Klingt irgendwie nicht ganz nach freiem Mandat. Auch die Äusserungen von Herrn Kauder in der Bild-„Zeitung“

Ich bin zuversichtlich, dass wir die eigene Mehrheit bekommen. Ich würde es aber begrüßen, wenn nicht alle durcheinander reden würden, bevor die Diskussion in der Fraktion geführt wird. Die Euro-Rettung ist für mich keine klassische Gewissensfrage. Wir müssen geschlossen abstimmen.

scheinen nicht die Worte eines überzeugten Befürworters des freien Mandats zu sein. Was Gewissen ist, entscheidet immer noch der Fraktionsvorsitzende.

Ich unterstütze den Mitgliederentscheid von Burkhard Hirsch und Frank Schäffler. Ich erwarte von den Abgeordneten der FDP auch nicht, dass sie das ganze dann bedingungslos unterstützen und statt von Herrn Brüderle von den FDP-Mitgliedern gesagt bekommen, wie sie abzustimmen haben. Ein positiver Mitgliederentscheid stellt nur eine gewisse Ausgeglichenheit her, so dass sich der Abgeordnete seiner eigentlich Aufgabe „Vertreter des ganzen Volks“ zu sein annehmen kann, ohne dass in „Kamingesprächen“ damit gedroht wird, dass es das dann wohl war mit dem sicheren Listenplatz für 2013. Erstens gibt es – wenn die FDP so weiterwurstelt – bei der nächsten Bundestagswahl sowieso keine sicheren Listenplätze für die FDP mehr  und zweitens werden die Landeslisten von Landesparteitagen beschlossen und nicht von deren Vorsitzenden.

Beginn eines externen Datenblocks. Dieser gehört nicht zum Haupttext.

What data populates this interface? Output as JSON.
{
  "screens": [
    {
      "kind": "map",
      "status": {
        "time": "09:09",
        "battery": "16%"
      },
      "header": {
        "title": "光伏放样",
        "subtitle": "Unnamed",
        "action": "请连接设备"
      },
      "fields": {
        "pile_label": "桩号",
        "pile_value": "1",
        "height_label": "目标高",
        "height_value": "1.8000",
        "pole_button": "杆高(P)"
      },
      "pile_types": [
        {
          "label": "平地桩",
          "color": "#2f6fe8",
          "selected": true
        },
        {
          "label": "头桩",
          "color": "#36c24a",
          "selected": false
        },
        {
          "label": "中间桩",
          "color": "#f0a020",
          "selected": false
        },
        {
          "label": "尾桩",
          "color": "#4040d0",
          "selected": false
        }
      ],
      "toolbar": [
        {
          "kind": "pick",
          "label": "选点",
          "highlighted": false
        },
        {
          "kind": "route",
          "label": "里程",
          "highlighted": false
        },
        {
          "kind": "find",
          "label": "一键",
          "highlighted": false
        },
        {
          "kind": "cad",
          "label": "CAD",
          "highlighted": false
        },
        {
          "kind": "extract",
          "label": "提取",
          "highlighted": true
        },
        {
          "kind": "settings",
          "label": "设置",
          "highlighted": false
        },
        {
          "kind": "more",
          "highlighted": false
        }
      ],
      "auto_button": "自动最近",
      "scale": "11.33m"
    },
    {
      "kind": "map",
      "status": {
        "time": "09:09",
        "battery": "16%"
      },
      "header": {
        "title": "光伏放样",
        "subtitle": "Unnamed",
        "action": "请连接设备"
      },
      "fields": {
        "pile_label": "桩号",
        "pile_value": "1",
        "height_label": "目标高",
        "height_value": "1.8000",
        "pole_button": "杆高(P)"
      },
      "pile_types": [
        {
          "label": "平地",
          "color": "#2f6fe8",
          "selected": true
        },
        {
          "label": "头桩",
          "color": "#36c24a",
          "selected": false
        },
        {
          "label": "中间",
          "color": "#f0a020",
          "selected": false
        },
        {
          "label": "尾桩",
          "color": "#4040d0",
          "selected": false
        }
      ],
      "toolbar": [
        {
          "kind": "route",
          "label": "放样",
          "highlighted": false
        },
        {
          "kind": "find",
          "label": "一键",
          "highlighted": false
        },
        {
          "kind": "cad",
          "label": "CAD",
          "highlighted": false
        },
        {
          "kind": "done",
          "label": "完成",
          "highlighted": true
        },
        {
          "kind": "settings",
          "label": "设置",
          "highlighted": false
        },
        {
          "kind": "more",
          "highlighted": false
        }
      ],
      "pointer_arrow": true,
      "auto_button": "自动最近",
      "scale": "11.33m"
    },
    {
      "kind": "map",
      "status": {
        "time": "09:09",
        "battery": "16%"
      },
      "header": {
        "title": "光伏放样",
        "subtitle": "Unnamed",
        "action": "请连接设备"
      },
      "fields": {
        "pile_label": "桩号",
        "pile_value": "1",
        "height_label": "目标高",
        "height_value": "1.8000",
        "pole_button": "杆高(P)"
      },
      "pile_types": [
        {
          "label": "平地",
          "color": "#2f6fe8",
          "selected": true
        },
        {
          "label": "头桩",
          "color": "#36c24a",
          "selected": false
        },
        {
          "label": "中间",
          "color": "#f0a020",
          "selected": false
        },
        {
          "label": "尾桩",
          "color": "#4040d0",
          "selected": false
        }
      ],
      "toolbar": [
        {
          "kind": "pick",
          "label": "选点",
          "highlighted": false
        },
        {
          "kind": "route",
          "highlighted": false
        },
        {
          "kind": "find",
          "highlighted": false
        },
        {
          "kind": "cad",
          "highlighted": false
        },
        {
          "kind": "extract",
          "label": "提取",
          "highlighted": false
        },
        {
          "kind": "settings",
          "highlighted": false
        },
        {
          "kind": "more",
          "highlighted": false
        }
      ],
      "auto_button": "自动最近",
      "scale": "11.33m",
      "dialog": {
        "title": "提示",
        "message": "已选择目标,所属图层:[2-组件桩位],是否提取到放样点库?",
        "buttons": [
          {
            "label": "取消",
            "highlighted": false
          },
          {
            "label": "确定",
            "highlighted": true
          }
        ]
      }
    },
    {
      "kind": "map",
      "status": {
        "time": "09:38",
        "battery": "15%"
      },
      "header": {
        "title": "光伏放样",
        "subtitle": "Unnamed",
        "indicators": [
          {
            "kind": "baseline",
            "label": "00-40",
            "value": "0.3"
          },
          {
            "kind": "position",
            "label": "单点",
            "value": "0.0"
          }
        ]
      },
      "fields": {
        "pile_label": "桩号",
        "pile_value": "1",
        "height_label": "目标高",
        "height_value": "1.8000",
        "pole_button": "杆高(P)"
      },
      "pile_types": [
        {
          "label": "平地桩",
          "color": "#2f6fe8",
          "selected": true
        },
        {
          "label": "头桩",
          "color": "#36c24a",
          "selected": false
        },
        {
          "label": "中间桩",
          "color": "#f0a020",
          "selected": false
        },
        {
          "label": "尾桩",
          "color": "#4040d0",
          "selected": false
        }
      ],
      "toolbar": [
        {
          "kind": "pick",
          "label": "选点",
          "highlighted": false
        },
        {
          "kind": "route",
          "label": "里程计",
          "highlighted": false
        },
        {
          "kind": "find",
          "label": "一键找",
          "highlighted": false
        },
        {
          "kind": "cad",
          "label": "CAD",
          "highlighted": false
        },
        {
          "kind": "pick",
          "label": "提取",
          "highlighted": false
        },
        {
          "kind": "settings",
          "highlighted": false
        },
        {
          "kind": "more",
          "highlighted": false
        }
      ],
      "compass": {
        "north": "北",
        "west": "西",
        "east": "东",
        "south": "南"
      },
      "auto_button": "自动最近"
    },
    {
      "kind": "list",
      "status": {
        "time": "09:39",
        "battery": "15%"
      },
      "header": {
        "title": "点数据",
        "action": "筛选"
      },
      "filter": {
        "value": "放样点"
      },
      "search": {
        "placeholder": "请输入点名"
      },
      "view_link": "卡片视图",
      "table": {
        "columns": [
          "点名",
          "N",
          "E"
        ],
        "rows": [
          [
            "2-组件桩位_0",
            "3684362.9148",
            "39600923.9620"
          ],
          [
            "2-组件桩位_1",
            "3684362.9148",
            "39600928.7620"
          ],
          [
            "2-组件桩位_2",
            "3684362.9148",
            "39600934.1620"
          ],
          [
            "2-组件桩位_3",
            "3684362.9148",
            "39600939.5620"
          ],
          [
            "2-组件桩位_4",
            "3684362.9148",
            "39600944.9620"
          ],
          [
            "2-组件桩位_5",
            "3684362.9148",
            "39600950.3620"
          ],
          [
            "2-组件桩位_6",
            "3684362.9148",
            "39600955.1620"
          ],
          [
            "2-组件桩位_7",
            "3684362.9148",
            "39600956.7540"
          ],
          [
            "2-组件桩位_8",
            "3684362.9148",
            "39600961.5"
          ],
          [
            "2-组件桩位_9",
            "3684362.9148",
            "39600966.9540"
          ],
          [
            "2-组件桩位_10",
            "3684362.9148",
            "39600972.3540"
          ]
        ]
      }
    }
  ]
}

Da die Kreise vor dem nächsten Nominierungsparteitag frische Delegierte wählen, könnte es durchaus sein, dass da nicht nur die üblichen Verdächtigen in Form von irgendwelchen Parteifunktionären, die alle noch was in der FDP werden wollen, nominiert werden, sondern ganz einfache FDP-Parteimitglieder, die das ganze relativ unvoreingenommen sehen.

Obiges gilt übrigens nicht nur für die FDP, sondern für alle Parteien. Wenn man sich mal anschaut, dass von den 15 SPD-Bundestagsabgeordneten aus Baden-Württemberg gerade mal 2 (Platz 9 undPlatz 13) überhaupt einen Gegenkandidaten hatten, dann sieht es dort auch mehr nach abnicken statt eigenständigem Denken aus.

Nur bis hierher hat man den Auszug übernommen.